Assets in Bankruptcy

Selling your assets prior to a bankruptcy is generally not something a bankruptcy attorney would recommend that you do; in fact most would tell you to avoid selling your assets.

In order to understand why selling your assets before bankruptcy is not recommended you need to understand what happens to the assets that you have immediately upon filing bankruptcy:

  • Your assets become part of your "bankruptcy estate".
  • The assets that are in your bankruptcy estate are used to repay your creditors as much as possible.
  • All assets are sold to reduce them to cash.
  • The sale of your assets is managed by the bankruptcy trustee, who is charged with getting the best price for the assets that are to be liquidated.
  • Every state allows you to "exempt" certain items from being included in the bankruptcy estate; in other words, there are certain items that you will be allowed to keep won't be sold to pay your debts.
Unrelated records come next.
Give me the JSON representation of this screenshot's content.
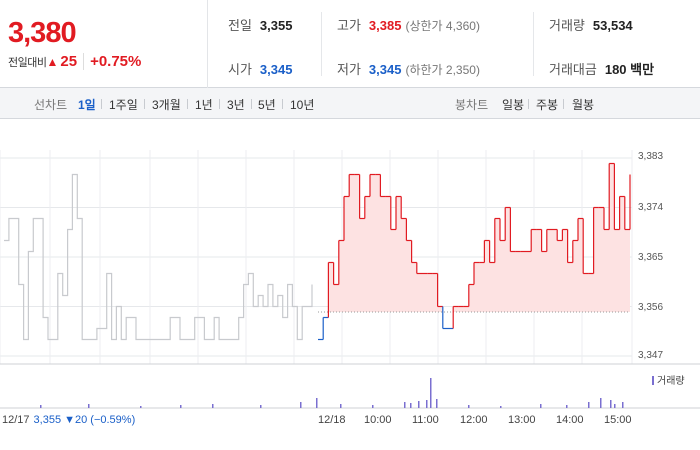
{
  "quote": {
    "price": "3,380",
    "change_label": "전일대비",
    "change_arrow": "▲",
    "change_value": "25",
    "change_pct": "+0.75%"
  },
  "stats": {
    "prev_close_label": "전일",
    "prev_close": "3,355",
    "high_label": "고가",
    "high": "3,385",
    "upper_limit": "(상한가 4,360)",
    "volume_label": "거래량",
    "volume": "53,534",
    "open_label": "시가",
    "open": "3,345",
    "low_label": "저가",
    "low": "3,345",
    "lower_limit": "(하한가 2,350)",
    "amount_label": "거래대금",
    "amount": "180 백만"
  },
  "period_tabs": {
    "line_label": "선차트",
    "line_items": [
      "1일",
      "1주일",
      "3개월",
      "1년",
      "3년",
      "5년",
      "10년"
    ],
    "selected": "1일",
    "candle_label": "봉차트",
    "candle_items": [
      "일봉",
      "주봉",
      "월봉"
    ]
  },
  "bottom": {
    "date": "12/17",
    "info": "3,355 ▼20 (−0.59%)",
    "times": [
      "12/18",
      "10:00",
      "11:00",
      "12:00",
      "13:00",
      "14:00",
      "15:00"
    ]
  },
  "volume_legend": "거래량",
  "colors": {
    "up": "#e11b22",
    "down": "#1a5fc8",
    "prev_day": "#c8cace",
    "fill": "#fde2e2"
  },
  "chart_data": {
    "type": "line",
    "y_ticks": [
      "3,383",
      "3,374",
      "3,365",
      "3,356",
      "3,347"
    ],
    "ylim": [
      3347,
      3383
    ],
    "baseline": 3355,
    "prev_day_y": [
      3368,
      3372,
      3372,
      3360,
      3350,
      3366,
      3372,
      3372,
      3354,
      3350,
      3350,
      3362,
      3358,
      3370,
      3380,
      3372,
      3350,
      3350,
      3350,
      3352,
      3352,
      3362,
      3350,
      3356,
      3350,
      3354,
      3354,
      3350,
      3350,
      3350,
      3350,
      3350,
      3350,
      3350,
      3354,
      3354,
      3350,
      3350,
      3350,
      3354,
      3354,
      3350,
      3350,
      3354,
      3350,
      3350,
      3350,
      3350,
      3354,
      3360,
      3362,
      3356,
      3358,
      3356,
      3360,
      3356,
      3358,
      3354,
      3360,
      3356,
      3350,
      3356,
      3356,
      3360
    ],
    "today_y": [
      3350,
      3354,
      3364,
      3360,
      3368,
      3376,
      3380,
      3380,
      3372,
      3376,
      3380,
      3380,
      3376,
      3376,
      3370,
      3376,
      3372,
      3368,
      3364,
      3362,
      3362,
      3362,
      3362,
      3356,
      3352,
      3352,
      3356,
      3356,
      3356,
      3360,
      3364,
      3364,
      3368,
      3364,
      3372,
      3368,
      3374,
      3366,
      3366,
      3366,
      3366,
      3370,
      3370,
      3366,
      3370,
      3370,
      3368,
      3370,
      3364,
      3368,
      3372,
      3362,
      3362,
      3374,
      3374,
      3370,
      3382,
      3370,
      3376,
      3370,
      3380
    ]
  }
}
An example of this might be the car that you drive to work or a certain amount of household goods or the tools that you need to ply your trade.

Selling Before Bankruptcy

If your assets are to be liquidated anyway, why shouldn't you sell them yourself before declaring bankruptcy?
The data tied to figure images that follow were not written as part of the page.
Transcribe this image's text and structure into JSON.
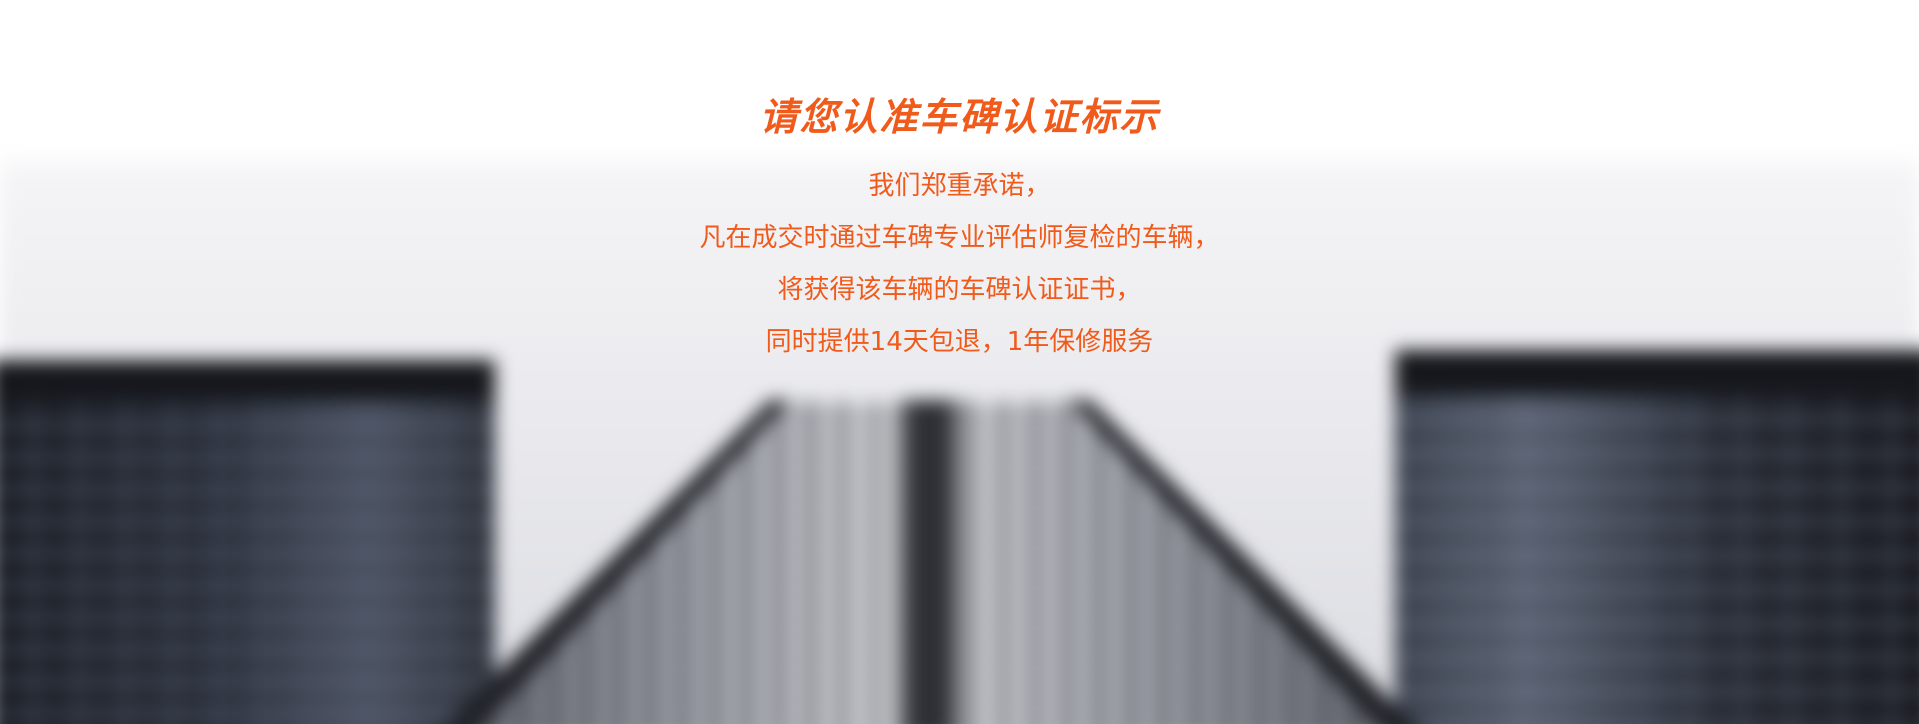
{
  "banner": {
    "title": "请您认准车碑认证标示",
    "lines": [
      "我们郑重承诺，",
      "凡在成交时通过车碑专业评估师复检的车辆，",
      "将获得该车辆的车碑认证证书，",
      "同时提供14天包退，1年保修服务"
    ]
  },
  "colors": {
    "accent": "#f05a1a",
    "background": "#ffffff"
  }
}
  • This could be construed as bankruptcy fraud and an attempt to interfere with the bankruptcy, or hide your assets particularly if the items sold were purchased by friends or family members for considerably less than fair market value.
  • Bankruptcy fraud can carry criminal penalties.
  • Even if the sales were for fair market value and to strangers, what you do with the funds received could be questioned by the court.
  • If you used funds received from the sale of assets two months before declaring bankruptcy to preferentially repay one creditor over others, that is not allowed either and the creditors you paid back could have to turn the money over to the bankruptcy trustee.
  • Your bankruptcy discharge can be denied.

Get Legal Help

Hire an experienced bankruptcy attorney to analyze your financial situation and advise you which type of bankruptcy is suitable. Your attorney can help you protect your assets using state allowed exemptions, and can explain what you can and cannot do before and during your bankruptcy.